Christian-Paul Berger: Das Wort in der Natur – Emphatische Naturwissenschaften

„‘Können wir den Fortschritt der Wissenschaft als einen Bruch, eine Loslösung oder eine Negation deuten, als eine Entwicklung, die von der konkreten Erfahrung fort zu immer schwerer fassbaren Abstraktionen führt? Immer mehr werden Wissenschaftler, die sich auf Kongressen treffen, einsam und können in ihrer Sprache sich nicht einmal mehr mit ihren Fachkollegen verständigen.’ (Ilya Prigogine). Das größte Problem der Naturwissenschaft ist die Ich-Einsamkeit.“ (Christian Paul Berger)

Christian Paul Berger unterrichtet an der Handelsakademie Bregenz. Er studierte Mathematik, Philosophie und Germanistik an der Universität Innsbruck. Er war wissenschaftlicher Mitarbeiter am Forschungsinstitut Brenner-Archiv in Innsbruck und nahm 1998 am Ingeborg-Bachmann-Wettbewerb in Klagenfurt teil. Zahlreiche Veröffentlichungen im philosophischen und literarischen Bereich kennzeichnen seinen Lebenslauf. Insidern ist Christian Paul Berger bekannt für seine exzellenten Beziehungen zu den unterschiedlichsten Größen des gegenwärtigen Geisteslebens.

Gegenstand von Bergers komplexem Vortrag war die Ich-Einsamkeit (Ebner) der gegenwärtigen Naturwissenschaften und die Möglichkeiten, welche die Philosophie Ferdinand Ebners bietet, um sie zu überwinden. Eine neue Form der Ich-Einsamkeit sei da zu konstatieren, die umso gefährlicher sei, als die modernen Naturwissenschaften permanent unsere Welt beeinflussen.

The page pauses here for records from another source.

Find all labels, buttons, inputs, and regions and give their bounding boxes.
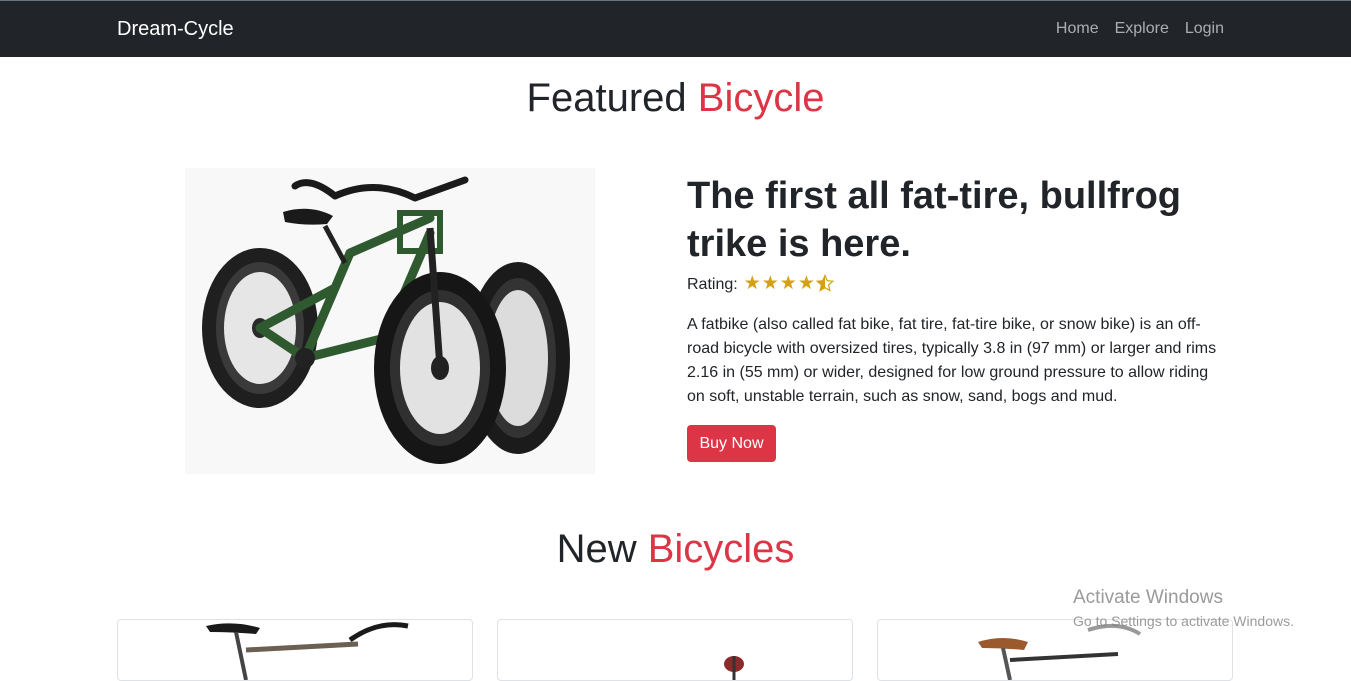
nav-links: Home Explore Login xyxy=(1056,20,1224,38)
nav-home-link[interactable]: Home xyxy=(1056,20,1099,38)
featured-title-prefix: Featured xyxy=(526,76,687,120)
star-icon: ★ xyxy=(743,273,761,294)
bicycle-card-image xyxy=(978,623,1142,680)
rating-label: Rating: xyxy=(687,276,738,293)
new-bicycles-section-title: New Bicycles xyxy=(0,527,1351,572)
rating-stars: ★ ★ ★ ★ xyxy=(743,273,835,296)
bicycle-card[interactable] xyxy=(117,619,473,681)
saddle xyxy=(283,208,333,225)
rating: Rating: ★ ★ ★ ★ xyxy=(687,273,835,296)
featured-section-title: Featured Bicycle xyxy=(0,76,1351,121)
buy-now-button[interactable]: Buy Now xyxy=(687,425,776,462)
brand-logo[interactable]: Dream-Cycle xyxy=(117,18,234,41)
nav-explore-link[interactable]: Explore xyxy=(1115,20,1169,38)
crank xyxy=(295,348,315,368)
nav-login-link[interactable]: Login xyxy=(1185,20,1224,38)
star-icon: ★ xyxy=(761,273,779,294)
featured-description: A fatbike (also called fat bike, fat tir… xyxy=(687,316,1217,405)
windows-activation-watermark: Activate Windows Go to Settings to activ… xyxy=(1073,587,1294,629)
half-star-icon xyxy=(815,273,835,296)
featured-headline: The first all fat-tire, bullfrog trike i… xyxy=(687,175,1182,265)
featured-title-accent: Bicycle xyxy=(697,76,825,120)
handlebars xyxy=(291,176,469,202)
featured-bicycle-image xyxy=(185,168,595,474)
navbar: Dream-Cycle Home Explore Login xyxy=(0,1,1351,57)
watermark-title: Activate Windows xyxy=(1073,587,1223,608)
bicycle-card-image xyxy=(206,622,409,680)
new-title-accent: Bicycles xyxy=(647,527,795,571)
star-icon: ★ xyxy=(779,273,797,294)
bicycle-card-image xyxy=(724,656,744,680)
seat-post xyxy=(322,224,348,265)
star-icon: ★ xyxy=(797,273,815,294)
bicycle-card[interactable] xyxy=(497,619,853,681)
new-title-prefix: New xyxy=(556,527,637,571)
watermark-subtitle: Go to Settings to activate Windows. xyxy=(1073,613,1294,629)
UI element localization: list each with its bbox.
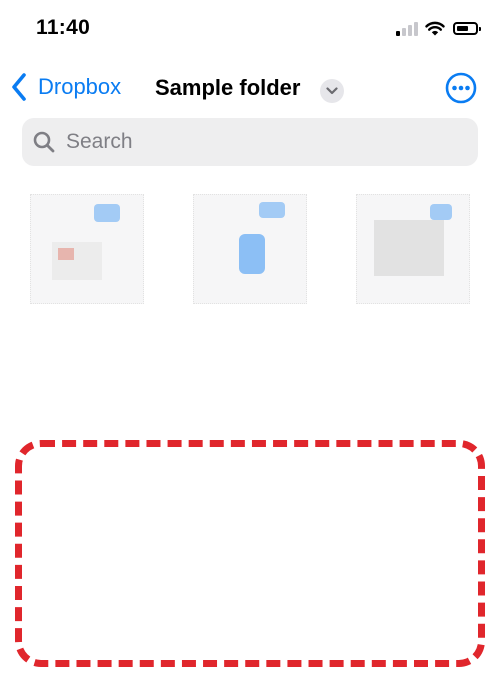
screen: 11:40 Dropbox Sample folder [0, 0, 500, 677]
search-input[interactable] [64, 129, 448, 155]
search-icon [33, 131, 55, 153]
status-icons [396, 20, 481, 36]
title-dropdown-button[interactable] [320, 79, 344, 103]
file-item[interactable] [12, 190, 162, 430]
more-options-button[interactable] [445, 72, 477, 104]
status-bar: 11:40 [0, 0, 500, 60]
navigation-bar: Dropbox Sample folder [0, 66, 500, 110]
back-button[interactable]: Dropbox [10, 72, 121, 102]
search-bar[interactable] [22, 118, 478, 166]
chevron-left-icon [12, 73, 26, 101]
status-time: 11:40 [36, 16, 91, 39]
file-thumbnail [185, 190, 315, 308]
cellular-signal-icon [396, 20, 418, 36]
file-thumbnail [22, 190, 152, 308]
battery-icon [453, 21, 481, 35]
file-thumbnail [348, 190, 478, 308]
back-label: Dropbox [38, 74, 122, 99]
chevron-down-icon [326, 87, 338, 95]
file-item[interactable] [338, 190, 488, 430]
highlighted-empty-region [15, 440, 485, 667]
page-title: Sample folder [155, 75, 301, 100]
wifi-icon [425, 21, 445, 36]
file-item[interactable] [175, 190, 325, 430]
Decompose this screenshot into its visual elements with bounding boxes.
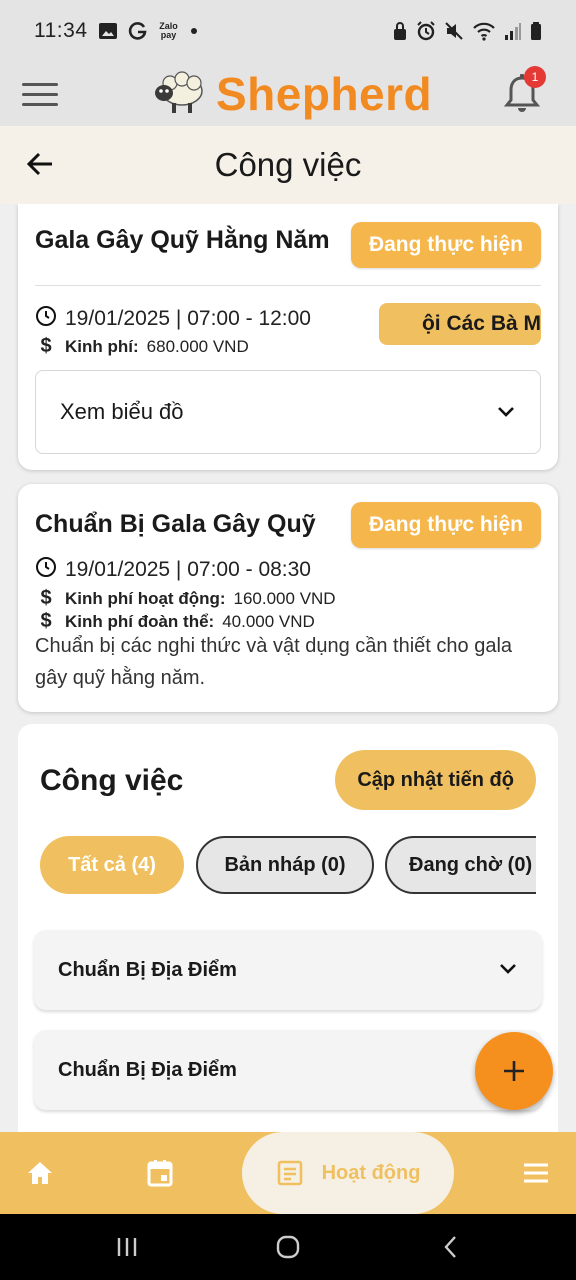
mute-icon [444,21,464,41]
calendar-icon [147,1160,173,1187]
menu-line [22,92,58,96]
add-task-button[interactable] [475,1032,553,1110]
organization-tag[interactable]: ội Các Bà M [379,303,541,345]
nav-activities[interactable]: Hoạt động [242,1132,454,1214]
home-button[interactable] [271,1230,305,1264]
event-datetime: 19/01/2025 | 07:00 - 12:00 [65,307,311,330]
g-icon [128,21,148,41]
lock-icon [392,21,408,41]
alarm-icon [416,21,436,41]
activity-title: Chuẩn Bị Gala Gây Quỹ [35,510,316,538]
app-logo: Shepherd [152,62,432,126]
sheep-logo-icon [152,69,206,120]
event-datetime-row: 19/01/2025 | 07:00 - 12:00 [35,305,311,333]
activity-budget-value: 160.000 VND [233,588,336,608]
activity-datetime: 19/01/2025 | 07:00 - 08:30 [65,558,311,581]
chevron-down-icon [496,399,516,425]
filter-chip-all[interactable]: Tất cả (4) [40,836,184,894]
divider [35,285,541,286]
task-item[interactable]: Chuẩn Bị Địa Điểm [34,1030,542,1110]
tasks-section-title: Công việc [40,764,184,797]
signal-icon [504,21,522,41]
hamburger-menu-button[interactable] [22,74,58,114]
activity-description: Chuẩn bị các nghi thức và vật dụng cần t… [35,635,513,689]
view-chart-dropdown[interactable]: Xem biểu đồ [35,370,541,454]
content-scroll-area[interactable]: Gala Gây Quỹ Hằng Năm Đang thực hiện 19/… [0,204,576,1132]
dollar-icon: $ [40,587,52,609]
app-bar: Shepherd 1 [0,62,576,126]
activity-status-badge: Đang thực hiện [350,502,541,548]
battery-icon [530,21,542,41]
menu-line [22,82,58,86]
zalopay-label: Zalo pay [159,21,178,40]
task-item[interactable]: Chuẩn Bị Địa Điểm [34,930,542,1010]
status-left: 11:34 Zalo pay [34,19,198,43]
dollar-icon: $ [40,335,52,357]
plus-icon [504,1061,524,1081]
clock-icon [35,556,57,584]
union-budget-label: Kinh phí đoàn thể: [65,611,215,631]
union-budget-value: 40.000 VND [222,611,315,631]
app-name: Shepherd [216,68,433,120]
event-status-badge: Đang thực hiện [350,222,541,268]
zalopay-icon: Zalo pay [158,22,180,40]
nav-calendar[interactable] [134,1132,186,1214]
organization-tag-label: ội Các Bà M [421,312,541,335]
bell-icon [502,74,542,120]
system-navigation-bar [0,1214,576,1280]
filter-chip-draft[interactable]: Bản nháp (0) [196,836,374,894]
clock-icon [35,305,57,333]
chevron-left-icon [444,1236,456,1258]
bottom-navigation: Hoạt động [0,1132,576,1214]
notification-button[interactable]: 1 [502,66,546,116]
image-icon [98,22,118,40]
event-title: Gala Gây Quỹ Hằng Năm [35,226,330,254]
view-chart-label: Xem biểu đồ [60,399,184,424]
activity-card[interactable]: Chuẩn Bị Gala Gây Quỹ Đang thực hiện 19/… [18,484,558,712]
activity-budget-label: Kinh phí hoạt động: [65,588,226,608]
event-budget-label: Kinh phí: [65,336,139,356]
task-title: Chuẩn Bị Địa Điểm [58,1058,237,1081]
home-circle-icon [276,1235,300,1259]
status-time: 11:34 [34,19,88,42]
menu-icon [524,1163,548,1183]
event-budget-row: $ Kinh phí: 680.000 VND [35,335,249,358]
menu-line [22,102,58,106]
notification-badge: 1 [524,66,546,88]
activity-datetime-row: 19/01/2025 | 07:00 - 08:30 [35,556,311,584]
dot-icon [190,27,198,35]
activity-budget-row: $ Kinh phí hoạt động: 160.000 VND [35,587,336,610]
event-card: Gala Gây Quỹ Hằng Năm Đang thực hiện 19/… [18,204,558,470]
update-progress-button[interactable]: Cập nhật tiến độ [335,750,536,810]
activity-icon [277,1160,302,1186]
nav-menu[interactable] [510,1132,562,1214]
wifi-icon [472,21,496,41]
system-back-button[interactable] [434,1230,468,1264]
event-budget-value: 680.000 VND [146,336,249,356]
chevron-down-icon [498,959,518,982]
recents-icon [117,1238,137,1256]
page-title: Công việc [214,146,362,183]
status-bar: 11:34 Zalo pay [0,0,576,62]
nav-home[interactable] [14,1132,66,1214]
home-icon [28,1162,52,1184]
task-title: Chuẩn Bị Địa Điểm [58,958,237,981]
filter-chip-pending[interactable]: Đang chờ (0) [385,836,536,894]
page-header: Công việc [0,126,576,204]
nav-activities-label: Hoạt động [321,1161,421,1184]
status-right [392,21,542,41]
recents-button[interactable] [110,1230,144,1264]
task-filter-tabs[interactable]: Tất cả (4) Bản nháp (0) Đang chờ (0) [40,836,536,896]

Desiderat sei daher eine „Wiederbegeisterung für die Naturwissenschaft“, für eine Naturwissenschaft, die mittlerweile zur Farce verkommen sei. Die Aufarbeitung des Anliegens ist eng mit verschiedenen Personen aus dem naturwissenschaftlichen Bereich, namentlich dem der Quantenphysik verbunden. Insbesondere seien auch Anton Zeillinger und Friedrich Cramer bemüht, dem dialogische Denken als Ausweg aus dem Dilemma im naturwissenschaftlichen Denken Geltung zu verschaffen. Denn auch die Natur könne als „Du“ verstanden werden, wenn auch nicht als „Du“ in der selben Weise wie konkrete Personen. Insofern sie auf die Fragen des Wissenschaftlers „antworte“ könne hier ein Anker für den Gedanken wissenschaftlicher Verantwortung gefunden werden. Setze Verantwortung doch immer eine Antwort von außen voraus.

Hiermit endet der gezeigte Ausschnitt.